The cars referred to Rose B. Simpson’s installation, LEXICON, which features two refurbished lowrider cars adorned with sweet leather seats and Pueblo geometry. She had a talk on her work as part of the event, and so there was a context set up for that spectacle. Plus, her work fits into the space - the cars can look like objects to consider in a room that’s as big as a stadium with ceilings up to the sky. I get why a dance performance on the same floor was appealing - there’s a big staircase in the center of the museum, and some people were already positioned up on the balcony so that they could look down to observe. But this set the piece up for failure, given its own contextual requirements and the audience’s limited exposure to a work of this kind.
I started up top, but as the group arrived in a dramatic fashion, walking silently around the gathering crowd, and took their place front and center, I found that I wanted to be closer. The intimacy was already signaled - with the shell of their costumes gently clinking with each step and the soft clunking of bare feet on the museum’s concrete floor.
I snuck up through the crowd and sat down on the floor, as the people in the front of the crowd were all asked to do.
As one person in the group, a middle-aged man in the center, began to describe what we would see, I found myself taking mental notes of what the group was wearing. The skirts were composed of lines and lines of beads and shells, which accounted for the sound they made on arrival. The men all wore feathers that were two feet high attached to leather straps around their heads. A few of the younger boys wore animal-shaped hoods that hung down their backs. I wanted to take pictures, but this was against the protocol, because, as we soon learned, this dance was primarily ceremonial and was not meant for consumption in the way we were used to.
We also learned that the piece we were about to see would be traditionally performed at the end of a long ceremony, where the community would have been up all night, maybe for days, and now would be coming together to focus their intention on healing, and for this dance specifically, the healing of a sick child.
I think with all the hubbub, I found myself blocking out the vulnerability of this intention.
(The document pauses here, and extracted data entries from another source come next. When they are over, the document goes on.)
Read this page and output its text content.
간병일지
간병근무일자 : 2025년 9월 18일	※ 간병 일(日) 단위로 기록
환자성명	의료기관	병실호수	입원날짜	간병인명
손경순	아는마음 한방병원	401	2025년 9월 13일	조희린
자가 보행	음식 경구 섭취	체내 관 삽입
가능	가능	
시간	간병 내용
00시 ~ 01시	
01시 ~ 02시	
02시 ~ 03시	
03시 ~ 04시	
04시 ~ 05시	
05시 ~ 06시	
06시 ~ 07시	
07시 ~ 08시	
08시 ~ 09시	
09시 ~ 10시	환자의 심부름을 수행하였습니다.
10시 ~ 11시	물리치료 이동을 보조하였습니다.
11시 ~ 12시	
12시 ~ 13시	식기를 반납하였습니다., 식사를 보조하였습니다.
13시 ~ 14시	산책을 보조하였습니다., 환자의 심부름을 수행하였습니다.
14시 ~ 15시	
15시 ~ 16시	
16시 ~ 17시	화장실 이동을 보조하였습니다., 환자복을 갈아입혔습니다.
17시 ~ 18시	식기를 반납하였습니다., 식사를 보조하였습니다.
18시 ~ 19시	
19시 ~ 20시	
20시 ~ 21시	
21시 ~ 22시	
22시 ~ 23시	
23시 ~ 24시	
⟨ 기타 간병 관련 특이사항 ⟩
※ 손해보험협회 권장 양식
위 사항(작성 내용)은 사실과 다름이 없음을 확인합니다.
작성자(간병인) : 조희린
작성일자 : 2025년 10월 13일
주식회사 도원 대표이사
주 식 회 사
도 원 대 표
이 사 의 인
I was also torn. On the one hand, I can only imagine a whole community gathering, men included, where the sole purpose of the art made was to be protective and personal, whose impact could potentially be judged by an ill child who later got well. This sounds ideal. So there was jealousy. But there was also anger. If you were to tell me, right now, in this moment, where I am again, looking for a pediatrician with capacity that’s both competent and caring and not concierge, that I ought to look toward art for my answers, I would also be outraged.
Perhaps because of these defenses, I began feeling critical of the piece in the way I am used to - with my more familiar lens: a feminist lens. With this perspective (western, mine!, second/third wave), I found that I was uncomfortable with the cultural norms expressed through the movement. Out of the people on stage, it was only one man who addressed the audience. Of the people who sang prominent parts, it was only the older men. There were no older women. The women on stage turned perpendicular to the audience as well as their fellow dancers whenever the main commentator began to speak. All the young children were silent.
The main action of the dance was that two male dancers stepped out in front of the group and performed the same movement as the last pair of men: a kind of confrontational stance toward one another, squatting with their arrow-like tools held in front of their bodies.
Clearly, the piece was not meant to turn me on, but I was distinctly turned off. I’m not a fan of work that ceremonially excludes women’s voices and focuses single-mindedly on the achievements of men (and the possible tensions between men as they fight to achieve them).